Siswa kelas XII IPS dan Perkembangan Keilmuan


 

























Kali ini siswa belajar tentang materi Ketimpangan Sosial. Mereka sudah bersama saya sejak kelas X, kelas XI dan kini kelas XII. Kalau cuma masalah ketimpangan sosial, dari kelas X pun mereka sudah bersinggungan dengan ini. Video Dhandy Dwi Laksono dari Watchdoc dan Ekspedisi Indonesia Biru sudah hampir mereka tonton semua, mulai dari masalah ketimpangan sistemik dan struktural terhadap buruh, tani, nelayan, masyarakat miskin kota, masyarakat adat, dll lalu menganalisa menggunakan Teori Kelas. Mereka juga sudah menonton berbagai film tentang perubahan sosial dan revolusi, mulai dari konflik Aceh dan pergolakan 98, perjuangan demokrasi Suu Kyi di Burma, Revolusi menuju Republik di China, perjuangan kulit hitam di Afrika, perjuangan Perempuan pejuang hak-hak perempuan di Eropa dll. Mereka juga sudah sering turun ke lapangan untuk observasi. Mulai dari belajar Adat Berdaulat ke Pemerintahan Mukim Lampuuk, mengobservasi kelompok masyarakat yang didiskriminasi di Banda Aceh lalu mempresentasikannya lewat Monolog dan Sosio Drama dll.
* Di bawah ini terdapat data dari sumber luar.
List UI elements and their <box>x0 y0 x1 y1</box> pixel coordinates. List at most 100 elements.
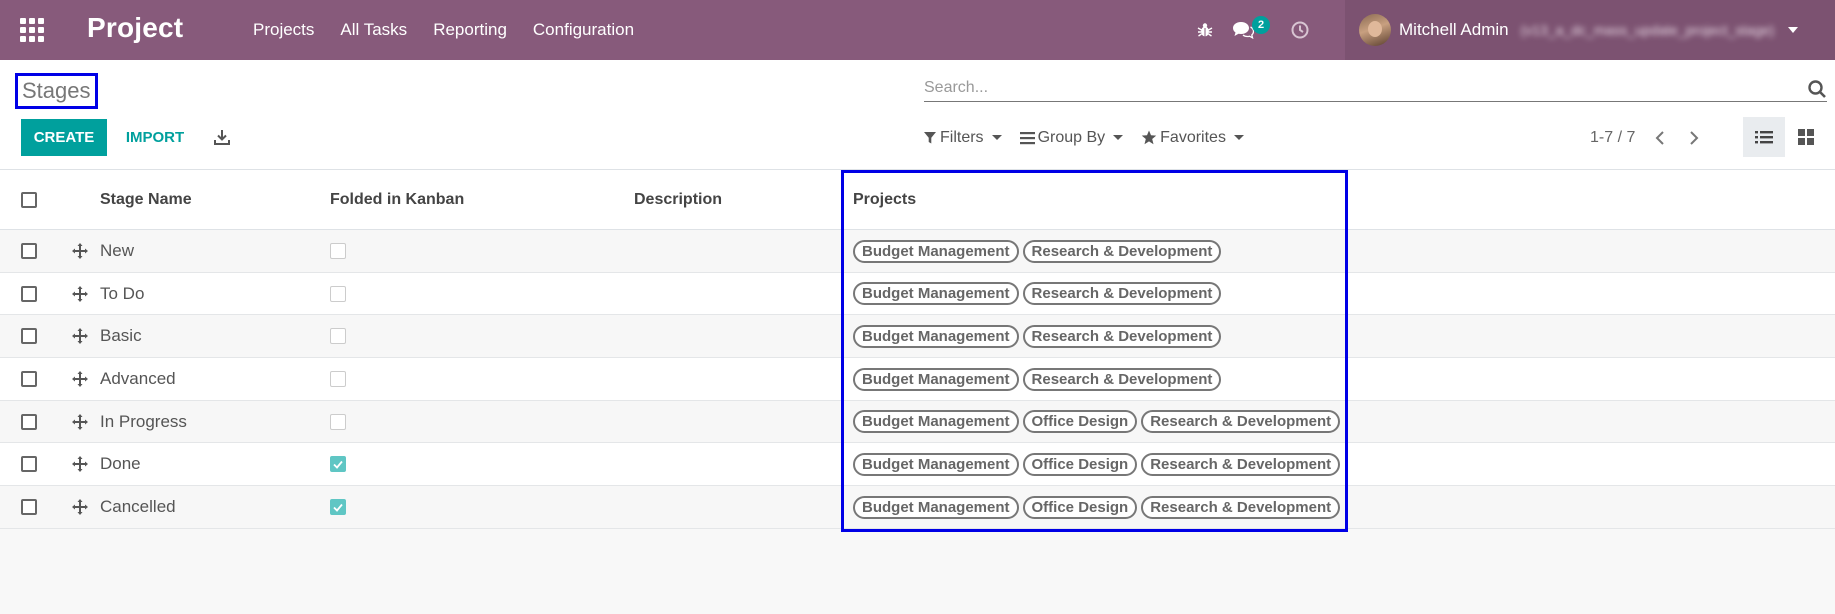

Saya bingung harus menginstal perspektif apa lagi ke mereka dalam membicarakan ketimpangan sosial. Mereka sudah tau betul bagaimana bobroknya Kapitalisme dan Feodalisme dalam melihat realitas sosial yang ada. Dan akhirnya, minggu lalu, saya menghadirkan materi Poskolonial untuk melihat masalah-masalah sosial di Aceh. Kerennya, mereka bisa meresap itu dengan baik. Memang, dengan materi ini mereka harus menelan satu pil pahit. Seperti pengungkapan realitas tentang sistem pendidikan kita yang masik menerapkan sistem pendidikan ala Kolonial yang hanya menghasilkan orang-orang untuk menjadi pekerja birokrasi dan perusahaan yang masih menggunakan sistem eksploitatif, menghasilkan orang-orang dengan watak inferior, jauh dari realitas, dan sistem yang diterapkan sangat menyiksa siswa.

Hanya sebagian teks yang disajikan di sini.